Отец Уилфрид взглянул на него и снова начал расхаживать взад-вперед.
— Обряд покаяния проводится в самом начале мессы, Маккаллоу, как только священник выходит к алтарю. Таким образом, мы можем исповедоваться в наших грехах перед Господом и очистить души, чтобы подготовиться к восприятию Его Священного Слова. Теперь ты, Смит. — Отец Уилфрид остановился, чтобы протереть золотого орла на кафедре, где мистер Белдербосс мучился с ветхозаветными именами, когда наступала его очередь читать Библию. — Что следует после таинства покаяния?
— «Господи помилуй», преподобный отец.
— Затем?
— Славословие, преподобный отец.
— И затем?
— Литургия, преподобный отец.
Отцу Уилфриду, очевидно, пришло в голову, что я валяю дурака — он сощурился, но потом отвернулся и сделал несколько шагов в противоположную сторону.
— Так, Маккаллоу, — сказал он, — теперь посмотрим, как ты слушал. Расскажи мне о порядке вводного обряда.

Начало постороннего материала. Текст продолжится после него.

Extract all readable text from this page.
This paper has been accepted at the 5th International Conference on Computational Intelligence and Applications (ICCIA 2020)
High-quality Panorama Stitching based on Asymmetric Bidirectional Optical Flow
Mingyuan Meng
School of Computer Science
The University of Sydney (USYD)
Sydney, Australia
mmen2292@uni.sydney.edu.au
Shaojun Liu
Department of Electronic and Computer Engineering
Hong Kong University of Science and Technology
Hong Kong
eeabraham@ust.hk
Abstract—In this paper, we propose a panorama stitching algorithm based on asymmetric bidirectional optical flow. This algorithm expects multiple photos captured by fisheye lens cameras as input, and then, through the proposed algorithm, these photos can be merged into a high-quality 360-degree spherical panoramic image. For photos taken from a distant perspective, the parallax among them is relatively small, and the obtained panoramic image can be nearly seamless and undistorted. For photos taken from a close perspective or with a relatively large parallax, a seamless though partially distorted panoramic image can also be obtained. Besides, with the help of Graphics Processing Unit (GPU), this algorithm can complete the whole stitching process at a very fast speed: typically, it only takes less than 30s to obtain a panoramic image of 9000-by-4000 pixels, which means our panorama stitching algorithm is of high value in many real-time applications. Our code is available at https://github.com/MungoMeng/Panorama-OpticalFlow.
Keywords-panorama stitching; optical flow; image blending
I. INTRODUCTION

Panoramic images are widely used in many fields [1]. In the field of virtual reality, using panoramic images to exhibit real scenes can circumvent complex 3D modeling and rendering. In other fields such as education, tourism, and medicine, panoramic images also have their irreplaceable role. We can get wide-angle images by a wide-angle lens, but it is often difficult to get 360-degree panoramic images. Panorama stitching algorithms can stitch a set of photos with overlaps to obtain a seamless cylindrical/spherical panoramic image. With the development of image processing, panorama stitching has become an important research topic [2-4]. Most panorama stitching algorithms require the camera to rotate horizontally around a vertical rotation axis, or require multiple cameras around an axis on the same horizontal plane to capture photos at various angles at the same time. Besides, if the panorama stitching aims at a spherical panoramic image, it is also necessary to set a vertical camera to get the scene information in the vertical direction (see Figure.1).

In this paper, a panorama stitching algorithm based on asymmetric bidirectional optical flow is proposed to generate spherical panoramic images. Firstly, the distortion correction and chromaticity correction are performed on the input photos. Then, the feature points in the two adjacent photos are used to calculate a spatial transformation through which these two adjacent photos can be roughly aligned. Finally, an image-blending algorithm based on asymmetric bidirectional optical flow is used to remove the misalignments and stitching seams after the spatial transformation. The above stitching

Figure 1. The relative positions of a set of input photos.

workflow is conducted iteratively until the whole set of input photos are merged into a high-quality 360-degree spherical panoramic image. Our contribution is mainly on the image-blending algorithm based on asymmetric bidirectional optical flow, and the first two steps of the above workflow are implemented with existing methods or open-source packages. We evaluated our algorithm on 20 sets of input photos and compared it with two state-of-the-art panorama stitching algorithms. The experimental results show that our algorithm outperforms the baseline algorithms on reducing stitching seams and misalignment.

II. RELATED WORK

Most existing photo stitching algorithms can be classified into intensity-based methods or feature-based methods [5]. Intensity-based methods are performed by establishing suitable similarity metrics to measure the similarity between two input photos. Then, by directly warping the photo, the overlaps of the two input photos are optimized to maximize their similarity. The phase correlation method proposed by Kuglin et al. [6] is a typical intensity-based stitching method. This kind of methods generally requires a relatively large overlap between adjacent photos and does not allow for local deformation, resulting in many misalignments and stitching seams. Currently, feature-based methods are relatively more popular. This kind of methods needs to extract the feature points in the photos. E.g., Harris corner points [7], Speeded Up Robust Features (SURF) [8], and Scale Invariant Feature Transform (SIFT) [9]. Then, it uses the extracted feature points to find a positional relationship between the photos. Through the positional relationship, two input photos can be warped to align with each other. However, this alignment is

И так продолжалось до тех пор, пока Генри не смог полностью повторить последовательность мессы, вплоть до того, в каких местах люди стоят, сидят или становятся на колени.

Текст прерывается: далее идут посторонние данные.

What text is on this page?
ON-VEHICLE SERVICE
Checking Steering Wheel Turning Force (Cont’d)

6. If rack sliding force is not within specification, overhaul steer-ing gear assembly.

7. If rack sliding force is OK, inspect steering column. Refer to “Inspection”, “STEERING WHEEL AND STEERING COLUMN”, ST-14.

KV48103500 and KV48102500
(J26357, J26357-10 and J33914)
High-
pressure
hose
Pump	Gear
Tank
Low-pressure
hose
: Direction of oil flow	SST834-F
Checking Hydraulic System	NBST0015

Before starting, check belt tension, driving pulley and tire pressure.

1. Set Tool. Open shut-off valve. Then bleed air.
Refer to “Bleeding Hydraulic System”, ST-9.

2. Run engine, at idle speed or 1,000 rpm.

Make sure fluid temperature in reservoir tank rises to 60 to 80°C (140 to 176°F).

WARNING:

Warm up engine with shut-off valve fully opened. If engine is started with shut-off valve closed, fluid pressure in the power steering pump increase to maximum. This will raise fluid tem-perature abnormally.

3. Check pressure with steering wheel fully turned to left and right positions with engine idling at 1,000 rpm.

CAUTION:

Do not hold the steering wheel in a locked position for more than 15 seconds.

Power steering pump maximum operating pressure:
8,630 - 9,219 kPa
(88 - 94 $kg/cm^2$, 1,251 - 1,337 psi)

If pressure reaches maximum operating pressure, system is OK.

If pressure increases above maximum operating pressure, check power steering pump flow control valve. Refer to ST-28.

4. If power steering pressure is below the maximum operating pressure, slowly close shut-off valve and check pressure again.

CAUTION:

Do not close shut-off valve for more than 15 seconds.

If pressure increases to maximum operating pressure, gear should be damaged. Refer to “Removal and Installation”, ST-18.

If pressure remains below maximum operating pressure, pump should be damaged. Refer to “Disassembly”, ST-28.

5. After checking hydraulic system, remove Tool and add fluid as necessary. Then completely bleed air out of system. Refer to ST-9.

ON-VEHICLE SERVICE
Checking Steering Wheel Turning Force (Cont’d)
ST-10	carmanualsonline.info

Пока они разговаривали, я вглядывался в алтарь, гадая, когда нам разрешат заходить туда и будет ли ощущаться святость сильнее там, за невидимой ширмой, куда только избранным разрешалось проходить во время проведения мессы. И другой ли там воздух? Может быть, более сладкий. И разрешат ли мне открыть раку за заалтарной перегородкой и увидеть само место присутствия Бога? И есть ли в этой золотой шкатулке какое-то свидетельство Его присутствия?
Когда я прошел одно испытание, меня отправили проходить другое. Я должен был зайти в помещение рядом с ризницей и принести дарохранительницу, кадило и четки. Отец Уилфрид вручил мне ключ и строго посмотрел на меня.
— Ты должен войти только в ризницу и больше никуда, — предупредил он. — Это понятно?
— Да, преподобный отец.
— Хорошо. Отправляйся.
Помещение было тесным, пахло старыми книгами и огарками свечей. Там стояли письменный стол, несколько полок с книгами и запертые шкафы. В углу я заметил умывальник и над ним закопченное зеркало. Свеча в красном кувшине оплыла под сквозняком от неплотно закрытой оконной рамы. Но больше всего меня, как и, думаю, любого мальчишку тринадцати лет, интересовали две перекрещенные шпаги на стене, длинные и тонкие, слегка изогнутые у кончика, — такие были у наполеоновских солдатиков Хэнни. Больше всего на свете мне хотелось подержать в руках одну из них. Ощутить, как все в моей груди сжимается, как это обычно бывало, когда мы пели «Господь Земли и Престола».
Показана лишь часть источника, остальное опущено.